Cinema has been a part of Iran for almost its entire history. Although the work of Ebrahim Khan Akkas Bashi no longer exists—he was Muzaffar al-Din Shah’s official photographer and captured the country’s earliest known footage with a camera acquired in Paris in 1900—his story illustrates the state’s lasting influence on his images.

In particular, Iran’s cinematic identity over the past century has been characterized by the struggle between secular and fundamentalist hegemonic forces. During the first New Wave, which took shape in the 1960s, a generation of filmmakers developed innovative ways to poetically evoke the sense of social decay prevalent under Reza Pahlavi’s rule. This work continued after Pahlavi’s exile and the establishment of the Islamic Republic of Iran (IRI) in 1979, as any promise of democratic pluralism was largely put on hold.

So what can we glean now from Iranian films and filmmakers amid a civilian uprising that threatens to topple the regime? It would be foolhardy and sometimes downright dangerous to regard any collection of films as a faithful record of Iran’s complex cultural or political history. But given the country’s seemingly innate knack for self-interrogation through image-making, Iranian cinema often produces a stirring humanism, one that condemns neocon war hawks abroad and fundamentalist elders at home.

The following six films roughly trace the turbulent period from the twilight of the Qajar dynasty to the present day.

Chess of the Wind (1976)

Mohammad Reza Aslani’s 1976 masterpiece, which was rediscovered after decades of silence (the director’s son famously stumbled upon the negatives at a flea market), places its gothic story on the limbo between the Qajar and Pahlavi dynasties. This cunning behavior isn’t obvious as the film follows the plot of Madame Agdas (Fakhri Khorwash) and her maid (Shore Agdasroo) to wrest control of her mother’s estate from her boorish stepfather (Mohammed Ali Keshavarz) and his conniving nephew.
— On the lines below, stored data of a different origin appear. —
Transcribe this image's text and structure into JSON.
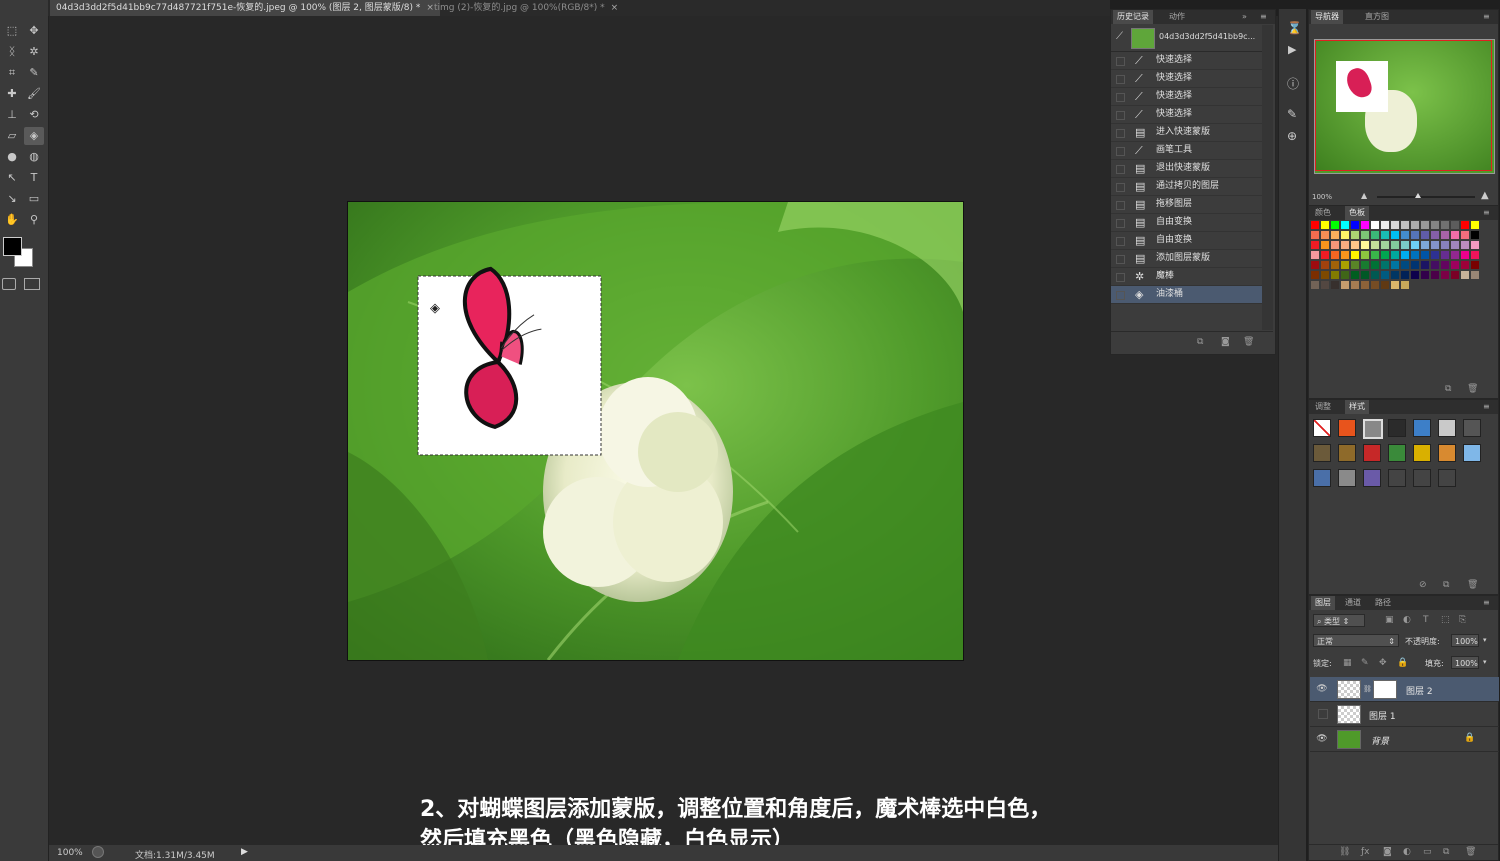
{
  "tabs": [
    {
      "label": "04d3d3dd2f5d41bb9c77d487721f751e-恢复的.jpeg @ 100% (图层 2, 图层蒙版/8) *",
      "close": "×"
    },
    {
      "label": "timg (2)-恢复的.jpg @ 100%(RGB/8*) *",
      "close": "×"
    }
  ],
  "toolbar": {
    "tools": [
      {
        "name": "rect-marquee-icon",
        "glyph": "⬚"
      },
      {
        "name": "move-icon",
        "glyph": "✥"
      },
      {
        "name": "lasso-icon",
        "glyph": "ᛝ"
      },
      {
        "name": "magic-wand-icon",
        "glyph": "✲"
      },
      {
        "name": "crop-icon",
        "glyph": "⌗"
      },
      {
        "name": "eyedropper-icon",
        "glyph": "✎"
      },
      {
        "name": "healing-brush-icon",
        "glyph": "✚"
      },
      {
        "name": "brush-icon",
        "glyph": "🖌"
      },
      {
        "name": "clone-stamp-icon",
        "glyph": "⊥"
      },
      {
        "name": "history-brush-icon",
        "glyph": "⟲"
      },
      {
        "name": "eraser-icon",
        "glyph": "▱"
      },
      {
        "name": "paint-bucket-icon",
        "glyph": "◈"
      },
      {
        "name": "blur-icon",
        "glyph": "●"
      },
      {
        "name": "dodge-icon",
        "glyph": "◍"
      },
      {
        "name": "path-select-icon",
        "glyph": "↖"
      },
      {
        "name": "type-icon",
        "glyph": "T"
      },
      {
        "name": "direct-select-icon",
        "glyph": "↘"
      },
      {
        "name": "shape-icon",
        "glyph": "▭"
      },
      {
        "name": "hand-icon",
        "glyph": "✋"
      },
      {
        "name": "zoom-icon",
        "glyph": "⚲"
      }
    ]
  },
  "history": {
    "tab_history": "历史记录",
    "tab_actions": "动作",
    "snapshot": "04d3d3dd2f5d41bb9c...",
    "items": [
      {
        "label": "快速选择",
        "icon": "quick-select-icon",
        "glyph": "⟋"
      },
      {
        "label": "快速选择",
        "icon": "quick-select-icon",
        "glyph": "⟋"
      },
      {
        "label": "快速选择",
        "icon": "quick-select-icon",
        "glyph": "⟋"
      },
      {
        "label": "快速选择",
        "icon": "quick-select-icon",
        "glyph": "⟋"
      },
      {
        "label": "进入快速蒙版",
        "icon": "history-state-icon",
        "glyph": "▤"
      },
      {
        "label": "画笔工具",
        "icon": "brush-icon",
        "glyph": "⟋"
      },
      {
        "label": "退出快速蒙版",
        "icon": "history-state-icon",
        "glyph": "▤"
      },
      {
        "label": "通过拷贝的图层",
        "icon": "history-state-icon",
        "glyph": "▤"
      },
      {
        "label": "拖移图层",
        "icon": "history-state-icon",
        "glyph": "▤"
      },
      {
        "label": "自由变换",
        "icon": "history-state-icon",
        "glyph": "▤"
      },
      {
        "label": "自由变换",
        "icon": "history-state-icon",
        "glyph": "▤"
      },
      {
        "label": "添加图层蒙版",
        "icon": "history-state-icon",
        "glyph": "▤"
      },
      {
        "label": "魔棒",
        "icon": "magic-wand-icon",
        "glyph": "✲"
      },
      {
        "label": "油漆桶",
        "icon": "paint-bucket-icon",
        "glyph": "◈"
      }
    ]
  },
  "navigator": {
    "tab_navigator": "导航器",
    "tab_histogram": "直方图",
    "zoom": "100%"
  },
  "swatches": {
    "tab_color": "颜色",
    "tab_swatches": "色板",
    "colors": [
      "#ff0000",
      "#ffff00",
      "#00ff00",
      "#00ffff",
      "#0000ff",
      "#ff00ff",
      "#ffffff",
      "#ebebeb",
      "#d6d6d6",
      "#c2c2c2",
      "#adadad",
      "#999999",
      "#858585",
      "#707070",
      "#5c5c5c",
      "#ff0000",
      "#ffff00",
      "#f26c4f",
      "#f68e55",
      "#fbaf5c",
      "#fff467",
      "#acd372",
      "#7cc576",
      "#3bb878",
      "#1abbb4",
      "#00bff3",
      "#438ccb",
      "#5574b9",
      "#605ca8",
      "#855fa8",
      "#a763a8",
      "#f06ea9",
      "#f26d7d",
      "#000000",
      "#ed1c24",
      "#f7941d",
      "#f69679",
      "#f9ad81",
      "#fdc689",
      "#fff799",
      "#c4df9b",
      "#a3d39c",
      "#82ca9c",
      "#7accc8",
      "#6dcff6",
      "#7da7d9",
      "#8393ca",
      "#8781bd",
      "#a186be",
      "#bd8cbf",
      "#f49ac1",
      "#f5989d",
      "#ed1c24",
      "#f26522",
      "#f7941d",
      "#fff200",
      "#8dc63f",
      "#39b54a",
      "#00a651",
      "#00a99d",
      "#00aeef",
      "#0072bc",
      "#0054a6",
      "#2e3192",
      "#662d91",
      "#92278f",
      "#ec008c",
      "#ed145b",
      "#9e0b0f",
      "#a0410d",
      "#a36209",
      "#aba000",
      "#598527",
      "#197b30",
      "#007236",
      "#00746b",
      "#0076a3",
      "#004a80",
      "#003471",
      "#1b1464",
      "#440e62",
      "#630460",
      "#9e005d",
      "#9e0039",
      "#790000",
      "#7b2e00",
      "#7d4900",
      "#827b00",
      "#406618",
      "#005e20",
      "#005826",
      "#005952",
      "#005b7f",
      "#003663",
      "#002157",
      "#0d004c",
      "#32004b",
      "#4b0049",
      "#7b0046",
      "#7a0026",
      "#c7b299",
      "#998675",
      "#736357",
      "#534741",
      "#37302d",
      "#c69c6d",
      "#a67c52",
      "#8c6239",
      "#754c24",
      "#603913",
      "#dab56a",
      "#c8a95a"
    ]
  },
  "styles": {
    "tab_adjust": "调整",
    "tab_styles": "样式",
    "colors": [
      "#ffffff",
      "#e8541c",
      "#888888",
      "#2b2b2b",
      "#3d7fc8",
      "#c9c9c9",
      "#555555",
      "#6b5a3a",
      "#8e6a2a",
      "#c62828",
      "#3a8a3a",
      "#d9b000",
      "#d88a30",
      "#7fb7e8",
      "#4a6fa8",
      "#8a8a8a",
      "#6a5aa8",
      "#444444",
      "#444444",
      "#444444"
    ]
  },
  "layers": {
    "tab_layers": "图层",
    "tab_channels": "通道",
    "tab_paths": "路径",
    "filter_kind": "类型",
    "blend_mode": "正常",
    "opacity_label": "不透明度:",
    "opacity_value": "100%",
    "lock_label": "锁定:",
    "fill_label": "填充:",
    "fill_value": "100%",
    "items": [
      {
        "name": "图层 2",
        "visible": true
      },
      {
        "name": "图层 1",
        "visible": false
      },
      {
        "name": "背景",
        "visible": true
      }
    ]
  },
  "status": {
    "zoom": "100%",
    "doc": "文档:1.31M/3.45M"
  },
  "caption": {
    "line1": "2、对蝴蝶图层添加蒙版，调整位置和角度后，魔术棒选中白色，",
    "line2": "然后填充黑色（黑色隐藏，白色显示）"
  }
}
However, allusions to the 1906 Constitutional Revolution serve Aslani’s philosophy of history well, as it is not just a catalog of the past but a set of “deterministic principles.” Parts of the film were shot at Moshir ad-Dowleh House, where the 1906 Persian Constitution was drafted, a document that effectively marked the beginning of the modern era in Iranian history, although the 1921 coup that brought Reza Khan as Iran’s leader would dampen these initial steps toward democracy in subsequent years. In a sequence of washerwomen discussing the late matriarch, one of the conversations briefly mentions the draft passed in 1925. This neatly foreshadows Aslani’s ending, where his drama breaks away from the manicured dollhouse to settle on a panoramic shot of contemporary Tehran. Not just a period piece, Chess of the Wind This is a paper on historical unrest as a continuum of struggle against institutional corruption in Iran.